Only the first paragraph (but wire-heading is not death) is directed at your comment. The rest is actually directed at Adelene.
My point was that you used “you won’t regret it” as a point in favor of wireheading, whereas it does not serve as a point in favor of death.
Can you check the thread of this comment:
http://lesswrong.com/lw/1o9/welcome_to_heaven/1iia?context=3#comments
and let me know what your response to that thread is?
I would save the drunk friend (unless I had some kind of special knowledge, such as that the friend got drunk in order to enable him or herself to go through with a plan to indulge a considered and stable sober desire for death). In the case of the depressed friend, I’d want to refer to my best available knowledge of what that friend would have said about the situation prior to acquiring the neurotransmitter imbalance, and act accordingly.
You’re twisting my words. I said that FAI paternalism would be different—which it would be, qualitatively and quantitatively. “Pure in intent and flawless in execution” are very fuzzy words, prone to being interpreted differently by different people, and only a very specific set of interpretations of those words would describe FAI.

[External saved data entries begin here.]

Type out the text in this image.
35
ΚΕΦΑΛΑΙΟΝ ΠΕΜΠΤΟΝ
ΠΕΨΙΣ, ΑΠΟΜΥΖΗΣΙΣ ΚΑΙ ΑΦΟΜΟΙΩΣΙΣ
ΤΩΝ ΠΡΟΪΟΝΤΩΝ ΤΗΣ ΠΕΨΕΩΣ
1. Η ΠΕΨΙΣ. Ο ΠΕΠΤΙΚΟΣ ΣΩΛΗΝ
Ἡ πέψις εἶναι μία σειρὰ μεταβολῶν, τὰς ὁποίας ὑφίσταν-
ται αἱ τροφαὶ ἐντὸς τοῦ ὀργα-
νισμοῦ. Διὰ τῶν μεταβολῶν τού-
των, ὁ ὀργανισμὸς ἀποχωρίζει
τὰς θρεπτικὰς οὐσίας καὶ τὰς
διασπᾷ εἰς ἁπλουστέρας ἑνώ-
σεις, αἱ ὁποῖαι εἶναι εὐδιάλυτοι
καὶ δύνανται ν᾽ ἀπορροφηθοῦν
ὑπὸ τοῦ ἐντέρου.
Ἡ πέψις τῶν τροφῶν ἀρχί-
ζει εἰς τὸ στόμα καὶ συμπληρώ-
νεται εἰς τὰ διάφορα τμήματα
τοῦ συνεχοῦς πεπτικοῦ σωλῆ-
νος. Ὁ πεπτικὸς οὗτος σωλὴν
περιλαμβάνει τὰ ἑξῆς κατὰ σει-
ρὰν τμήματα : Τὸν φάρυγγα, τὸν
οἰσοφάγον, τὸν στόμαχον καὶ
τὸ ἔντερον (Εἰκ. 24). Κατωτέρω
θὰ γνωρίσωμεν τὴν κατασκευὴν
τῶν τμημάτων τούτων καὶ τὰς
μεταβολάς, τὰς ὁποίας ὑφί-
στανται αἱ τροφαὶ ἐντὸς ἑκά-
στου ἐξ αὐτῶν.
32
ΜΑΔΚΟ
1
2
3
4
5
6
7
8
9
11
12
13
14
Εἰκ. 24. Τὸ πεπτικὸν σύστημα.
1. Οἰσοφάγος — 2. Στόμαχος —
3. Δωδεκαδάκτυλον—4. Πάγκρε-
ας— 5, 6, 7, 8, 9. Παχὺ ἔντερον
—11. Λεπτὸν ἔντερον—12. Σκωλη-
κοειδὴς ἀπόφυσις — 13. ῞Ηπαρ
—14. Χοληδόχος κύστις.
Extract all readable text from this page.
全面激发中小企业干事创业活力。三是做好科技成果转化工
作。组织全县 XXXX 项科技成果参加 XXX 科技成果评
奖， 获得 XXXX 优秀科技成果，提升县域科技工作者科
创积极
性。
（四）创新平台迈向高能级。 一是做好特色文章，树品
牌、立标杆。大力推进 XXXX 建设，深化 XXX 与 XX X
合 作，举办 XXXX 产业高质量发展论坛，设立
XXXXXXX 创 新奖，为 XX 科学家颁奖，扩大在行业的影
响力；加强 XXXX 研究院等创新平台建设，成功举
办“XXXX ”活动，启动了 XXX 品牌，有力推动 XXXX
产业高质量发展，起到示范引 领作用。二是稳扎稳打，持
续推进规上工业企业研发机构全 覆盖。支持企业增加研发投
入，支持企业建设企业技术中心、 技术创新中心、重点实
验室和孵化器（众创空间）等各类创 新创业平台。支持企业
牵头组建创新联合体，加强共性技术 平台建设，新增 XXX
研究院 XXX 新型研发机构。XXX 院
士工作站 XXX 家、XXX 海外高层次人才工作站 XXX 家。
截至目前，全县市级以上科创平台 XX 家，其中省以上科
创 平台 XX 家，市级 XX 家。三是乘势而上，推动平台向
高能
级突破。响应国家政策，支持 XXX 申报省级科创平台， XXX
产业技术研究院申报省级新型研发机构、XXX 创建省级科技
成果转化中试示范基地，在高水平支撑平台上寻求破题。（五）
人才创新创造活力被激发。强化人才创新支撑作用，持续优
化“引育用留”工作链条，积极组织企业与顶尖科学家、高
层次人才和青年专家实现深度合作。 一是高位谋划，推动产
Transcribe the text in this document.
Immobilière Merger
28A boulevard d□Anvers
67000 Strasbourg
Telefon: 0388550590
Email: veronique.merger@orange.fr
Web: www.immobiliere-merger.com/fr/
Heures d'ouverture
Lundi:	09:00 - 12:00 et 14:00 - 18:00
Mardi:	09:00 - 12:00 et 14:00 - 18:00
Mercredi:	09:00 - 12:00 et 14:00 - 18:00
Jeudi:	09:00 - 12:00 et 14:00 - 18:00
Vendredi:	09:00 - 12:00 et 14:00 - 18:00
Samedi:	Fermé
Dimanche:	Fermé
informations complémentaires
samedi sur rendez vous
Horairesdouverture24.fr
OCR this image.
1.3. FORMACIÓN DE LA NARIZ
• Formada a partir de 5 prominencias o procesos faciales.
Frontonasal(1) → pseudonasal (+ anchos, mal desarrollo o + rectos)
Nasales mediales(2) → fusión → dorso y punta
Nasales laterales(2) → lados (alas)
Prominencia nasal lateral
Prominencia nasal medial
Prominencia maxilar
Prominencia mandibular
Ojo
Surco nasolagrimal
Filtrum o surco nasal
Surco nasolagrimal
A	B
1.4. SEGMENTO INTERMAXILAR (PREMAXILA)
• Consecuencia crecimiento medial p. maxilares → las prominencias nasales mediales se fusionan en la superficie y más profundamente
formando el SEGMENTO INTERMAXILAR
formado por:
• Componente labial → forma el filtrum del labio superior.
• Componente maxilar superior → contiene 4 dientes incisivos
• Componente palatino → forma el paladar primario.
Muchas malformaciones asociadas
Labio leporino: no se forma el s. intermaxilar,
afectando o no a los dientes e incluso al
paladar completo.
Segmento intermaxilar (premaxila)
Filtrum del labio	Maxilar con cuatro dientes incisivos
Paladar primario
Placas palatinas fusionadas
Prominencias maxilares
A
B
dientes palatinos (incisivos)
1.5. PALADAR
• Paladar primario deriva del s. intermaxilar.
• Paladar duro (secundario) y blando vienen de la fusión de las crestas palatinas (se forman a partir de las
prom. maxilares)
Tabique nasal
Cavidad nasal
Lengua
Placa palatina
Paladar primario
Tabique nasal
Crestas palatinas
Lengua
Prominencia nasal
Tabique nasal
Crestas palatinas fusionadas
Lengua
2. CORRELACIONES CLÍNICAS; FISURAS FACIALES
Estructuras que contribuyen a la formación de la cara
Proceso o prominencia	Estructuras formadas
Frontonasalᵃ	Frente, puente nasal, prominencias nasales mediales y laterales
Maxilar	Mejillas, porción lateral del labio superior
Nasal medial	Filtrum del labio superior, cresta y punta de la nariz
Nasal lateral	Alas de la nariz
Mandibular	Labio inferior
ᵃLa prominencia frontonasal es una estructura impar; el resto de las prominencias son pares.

I’m with Alicorn on this one: If it can be made into a contagious virus, it can almost certainly be made into a non-contagious one, and that would be the ethical thing to do. However, if it can’t be made into a non-contagious virus, I would personally not release it, and I’m going to refrain from predicting what a FAI would do in that case; part of the point of building a FAI is to be able to give those kinds of decisions to a mind that’s able to make unbiased (or much less biased, if you prefer; there’s a lot of room for improvement in any case) decisions that affect groups of people too large for humans to effectively model.
I understand. That makes some sense. Though smokers’ judgement is impaired by their addiction, one can imagine that at least they will have periods of sanity when they can choose to fix the addiction gene themselves.
We do appear to differ in the case when an infectious virus is the only option to help smokers fix that gene. I would release the virus in that case. I have no qualms taking that decision and absorbing the responsibility.
This seems contradictory to your earlier claims about wireheading. Say that some smokers get a lot of pleasure from smoking, and don’t want to stop, and in fact would experience more pleasure in their lives if they kept the addiction. You’d release the virus?